審査を終えて アドバイザリーボード委員長 御手洗冨士夫氏

2021年に創設した「日経アジアアワード」の記念すべき初代の受賞者が決定した。「アジア発のイノベーション」の担い手に光を当てることは、世界規模の様々な課題をこれから解決していこうとするアジア地域の老若男女や様々な団体を励まし、勇気づける、意義のある取り組みだと考えている。

決定に至る過程で、日本を含めたアジア各国の有識者らがオンラインで集まり「アドバイザリーボード(諮問委員会)ミーティング」で検討した。「イノベーションとは何か」といった熱い議論が交わされ、アジアの将来を開く活動について多方面から検討を重ねた。

アジアの価値観を反映したイノベーティブな活動の担い手として、アジアの多様な視点から選び抜かれたのが今回の受賞者、シンガポールのシオック・ミーツである。エビやカニといった、アジアの人々にとってなじみのある甲殻類に特化して培養肉を作っている。

高い評価を集めたのは、同社の技術や商品が食糧問題の解決を目指すことにとどまらない。事業を通じ、天然漁が抱える乱獲問題や別種の海産物の破棄問題、養殖場の建設による環境破壊といった、既存の食材調達方法が地球環境に及ぼす負の影響に対して、水産品の培養肉の商業化という一つの解を示している点こそ、イノベーションと呼ぶに値するであろう。

インド出身の最高経営責任者(CEO)は母国とシンガポールで学位を取得し、シンガポール出身の同僚女性と共同でシオック・ミーツを起業した。同社の成り立ちもまた、「アジアの多様な価値観を反映し、自由で豊かな経済社会の実現を目指す」という日経アジアアワードの理念にかなったものである。

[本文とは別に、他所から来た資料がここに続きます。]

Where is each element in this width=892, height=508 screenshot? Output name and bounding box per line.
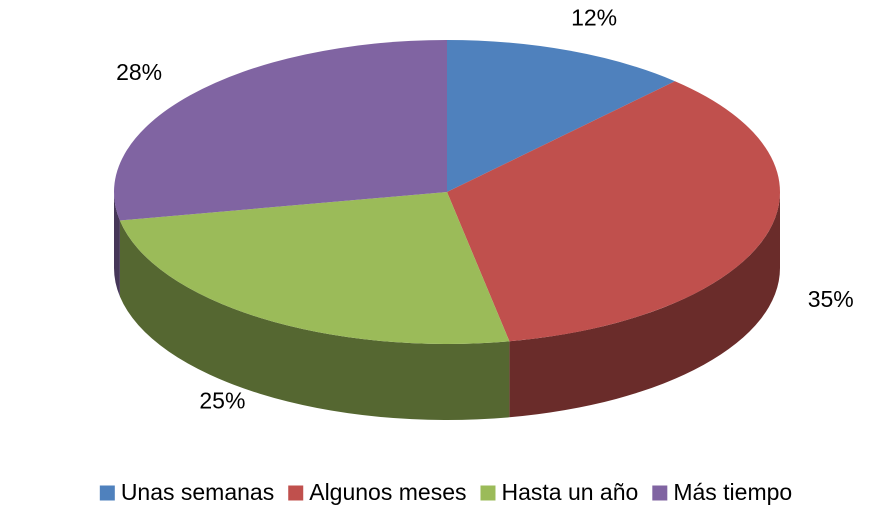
legend-swatch bbox=[480, 485, 496, 501]
legend-label: Unas semanas bbox=[121, 479, 274, 505]
slice-side bbox=[119, 220, 510, 420]
data-label: 25% bbox=[199, 387, 245, 413]
legend-swatch bbox=[288, 485, 304, 501]
slice-side bbox=[114, 192, 120, 297]
slice bbox=[447, 40, 675, 192]
slice bbox=[119, 192, 510, 344]
slice bbox=[447, 81, 780, 342]
slice bbox=[113, 40, 447, 221]
data-label: 28% bbox=[116, 59, 162, 85]
data-label: 35% bbox=[808, 286, 854, 312]
legend-swatch bbox=[652, 485, 668, 501]
legend-label: Algunos meses bbox=[309, 479, 466, 505]
legend-swatch bbox=[99, 485, 115, 501]
data-label: 12% bbox=[571, 5, 617, 31]
slice-side bbox=[509, 192, 780, 418]
legend-label: Más tiempo bbox=[673, 479, 792, 505]
legend-label: Hasta un año bbox=[501, 479, 638, 505]
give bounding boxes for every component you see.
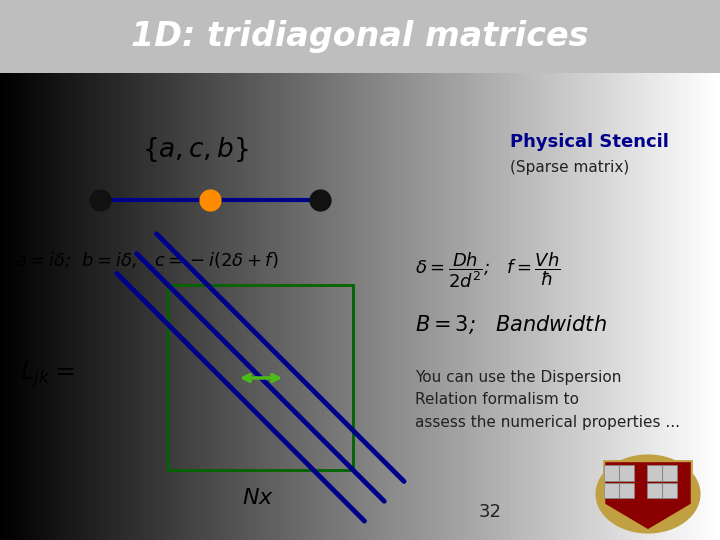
Bar bbox=[647, 465, 677, 481]
Bar bbox=[604, 465, 634, 481]
Circle shape bbox=[596, 455, 700, 533]
Text: $a=i\delta$;  $b=i\delta$,   $c=-i(2\delta+f)$: $a=i\delta$; $b=i\delta$, $c=-i(2\delta+… bbox=[15, 250, 279, 270]
Bar bbox=[604, 483, 634, 498]
Text: 32: 32 bbox=[479, 503, 502, 521]
Bar bbox=[647, 483, 677, 498]
Text: 1D: tridiagonal matrices: 1D: tridiagonal matrices bbox=[131, 20, 589, 53]
Bar bbox=[168, 285, 353, 470]
Text: You can use the Dispersion
Relation formalism to
assess the numerical properties: You can use the Dispersion Relation form… bbox=[415, 370, 680, 430]
Text: (Sparse matrix): (Sparse matrix) bbox=[510, 160, 629, 176]
Text: $Nx$: $Nx$ bbox=[242, 488, 274, 508]
Polygon shape bbox=[604, 461, 692, 530]
Text: $\{a,c,b\}$: $\{a,c,b\}$ bbox=[142, 136, 248, 164]
Text: $L_{jk} =$: $L_{jk} =$ bbox=[20, 360, 75, 390]
Text: $\delta=\dfrac{Dh}{2d^2}$;   $f=\dfrac{Vh}{\hbar}$: $\delta=\dfrac{Dh}{2d^2}$; $f=\dfrac{Vh}… bbox=[415, 250, 561, 290]
Text: $B=3$;   $\mathit{Bandwidth}$: $B=3$; $\mathit{Bandwidth}$ bbox=[415, 313, 607, 336]
Text: Physical Stencil: Physical Stencil bbox=[510, 133, 669, 151]
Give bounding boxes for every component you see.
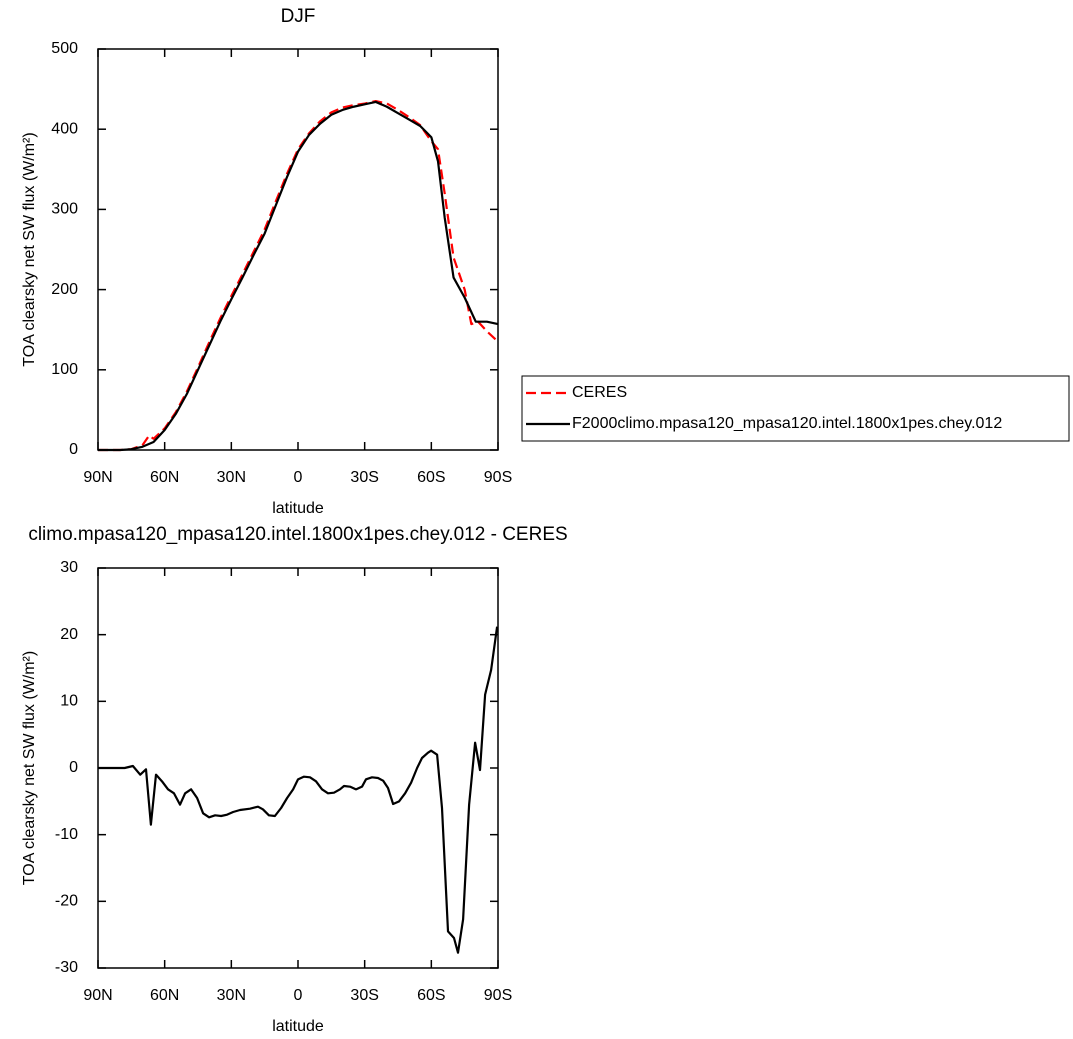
legend-label: CERES <box>572 384 627 401</box>
y-tick-label: 400 <box>51 120 78 137</box>
y-tick-label: -30 <box>55 959 78 976</box>
x-tick-label: 60S <box>417 469 445 486</box>
x-tick-label: 30N <box>217 987 246 1004</box>
plot-frame <box>97 48 499 451</box>
y-tick-label: 10 <box>60 693 78 710</box>
x-tick-label: 60N <box>150 987 179 1004</box>
x-tick-label: 30S <box>350 469 378 486</box>
x-tick-label: 90S <box>484 987 512 1004</box>
legend-label: F2000climo.mpasa120_mpasa120.intel.1800x… <box>572 415 1002 432</box>
y-axis-label: TOA clearsky net SW flux (W/m²) <box>21 132 38 366</box>
legend-box <box>521 375 1070 442</box>
y-tick-label: 300 <box>51 201 78 218</box>
y-tick-label: 100 <box>51 361 78 378</box>
y-tick-label: 0 <box>69 441 78 458</box>
plot-frame <box>97 567 499 969</box>
y-axis-label: TOA clearsky net SW flux (W/m²) <box>21 651 38 885</box>
x-axis-label: latitude <box>272 500 324 517</box>
data-line <box>98 100 499 452</box>
y-tick-label: 20 <box>60 626 78 643</box>
y-tick-label: -10 <box>55 826 78 843</box>
x-tick-label: 0 <box>294 469 303 486</box>
x-axis-label: latitude <box>272 1018 324 1035</box>
x-tick-label: 30N <box>217 469 246 486</box>
x-tick-label: 90N <box>83 469 112 486</box>
y-tick-label: 0 <box>69 759 78 776</box>
data-line <box>98 100 499 452</box>
chart-title: DJF <box>281 6 316 27</box>
x-tick-label: 0 <box>294 987 303 1004</box>
data-line <box>98 626 499 954</box>
x-tick-label: 30S <box>350 987 378 1004</box>
x-tick-label: 90N <box>83 987 112 1004</box>
y-tick-label: 500 <box>51 40 78 57</box>
x-tick-label: 90S <box>484 469 512 486</box>
y-tick-label: -20 <box>55 893 78 910</box>
chart-title: climo.mpasa120_mpasa120.intel.1800x1pes.… <box>28 524 567 545</box>
y-tick-label: 30 <box>60 559 78 576</box>
y-tick-label: 200 <box>51 281 78 298</box>
x-tick-label: 60S <box>417 987 445 1004</box>
x-tick-label: 60N <box>150 469 179 486</box>
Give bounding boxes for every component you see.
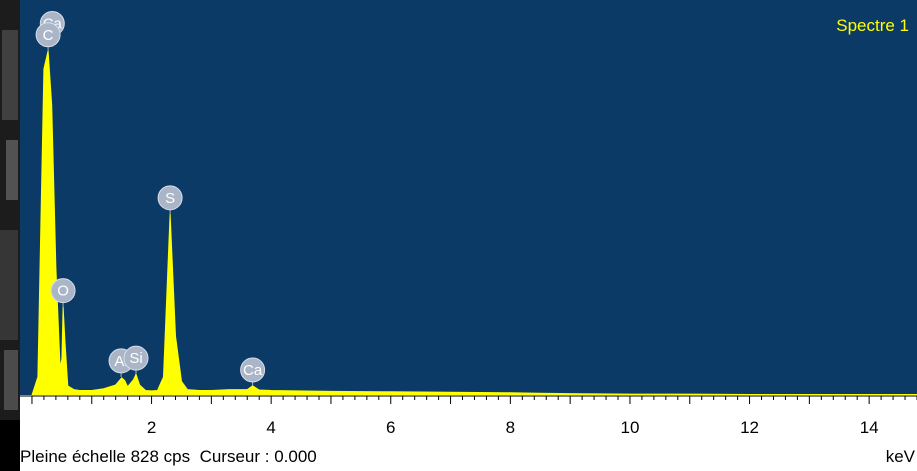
peak-marker-s[interactable]: S: [157, 185, 183, 214]
full-scale-readout: Pleine échelle 828 cps: [20, 447, 191, 466]
peak-marker-o[interactable]: O: [50, 278, 76, 307]
spectrum-series: [31, 50, 917, 396]
x-axis: 2 4 6 8 10 12 14: [20, 395, 917, 445]
plot-background: [20, 0, 917, 395]
sem-image-strip: [0, 0, 20, 420]
x-tick-label: 10: [620, 418, 639, 437]
x-axis-unit: keV: [885, 447, 915, 466]
peak-label: S: [165, 190, 175, 207]
spectrum-title: Spectre 1: [836, 16, 909, 35]
x-tick-label: 4: [266, 418, 275, 437]
spectrum-svg: CaCOAlSiSCa: [20, 0, 917, 396]
peak-label: O: [57, 283, 69, 300]
peak-marker-si[interactable]: Si: [123, 345, 149, 375]
x-tick-label: 2: [147, 418, 156, 437]
peak-label: C: [43, 27, 54, 44]
x-tick-label: 14: [860, 418, 879, 437]
x-tick-label: 8: [506, 418, 515, 437]
peak-label: Si: [129, 350, 142, 367]
x-tick-label: 6: [386, 418, 395, 437]
peak-marker-c[interactable]: C: [35, 22, 61, 51]
x-tick-label: 12: [740, 418, 759, 437]
peak-marker-ca[interactable]: Ca: [240, 357, 266, 386]
cursor-readout: Curseur : 0.000: [199, 447, 317, 466]
peak-label: Ca: [243, 362, 263, 379]
status-bar: Pleine échelle 828 cps Curseur : 0.000 k…: [20, 445, 917, 471]
spectrum-plot[interactable]: CaCOAlSiSCa Spectre 1: [20, 0, 917, 396]
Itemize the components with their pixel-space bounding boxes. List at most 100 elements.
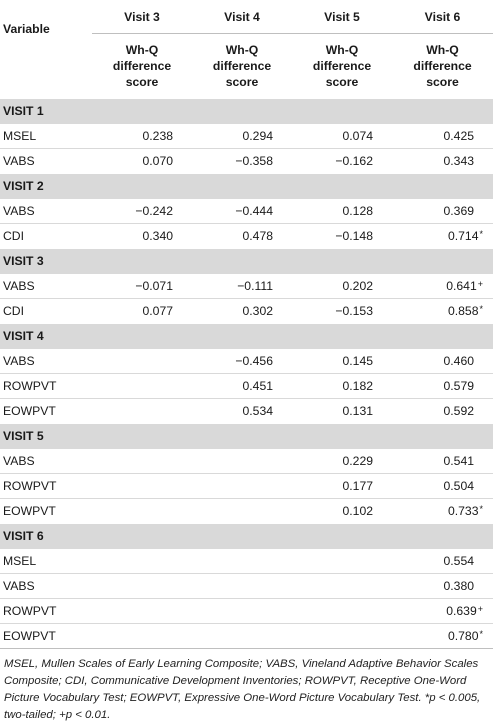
value-cell: 0.858* bbox=[392, 298, 493, 324]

今年、立ち上がったばかりの日経アジアアワードに対し、国内外の様々な団体や有識者のみなさまから多数のご推薦をいただいた。ご協力に心から感謝を申し上げつつ、引き続き、発展に向けた支援をお願いしたい。

日経アジアアワードとは


日本経済新聞社は自由で豊かな経済社会の実現を後押しするため、アジア発のイノベーションを表彰する「日経アジアアワード」を2021年に創設した。
1996年に始めた前身の「日経アジア賞」は主に日本からの視点で審査してきたが、アジア諸国・地域が著しい経済成長を遂げたことなどを踏まえ、新設したアドバイザリーボードのメンバーの約半数は同諸国・地域の有識者から任命。広く推薦を募り、対象を年1回選び、毎年12月に発表する。

アドバイザリーボードの顔ぶれ


・アドバイザリーボード委員長=御手洗冨士夫キヤノン会長兼社長最高経営責任者(CEO)
・メンバー=ブラーマ・チェラニー・インド政策研究センター教授▽鄭雲燦(チョン・ウンチャン)・韓国元首相▽林佳世子・東京外国語大学長▽木谷哲夫・京都大学イノベーション・マネジメント・サイエンス特定教授▽北岡伸一・国際協力機構(JICA)理事長▽飯島彰己・三井物産顧問▽中尾武彦・みずほリサーチ&テクノロジーズ理事長▽クリスティナ・ソー・ナンヤン・ビジネス・スクール(シンガポール)学長▽ソムギャット・タンキットワニッチ・タイ開発研究所所長
(アルファベット順)
※日経アジアアワードでは前身の日経アジア賞で設置していた審査委員会ではなく「アドバイザリーボード」を設けています。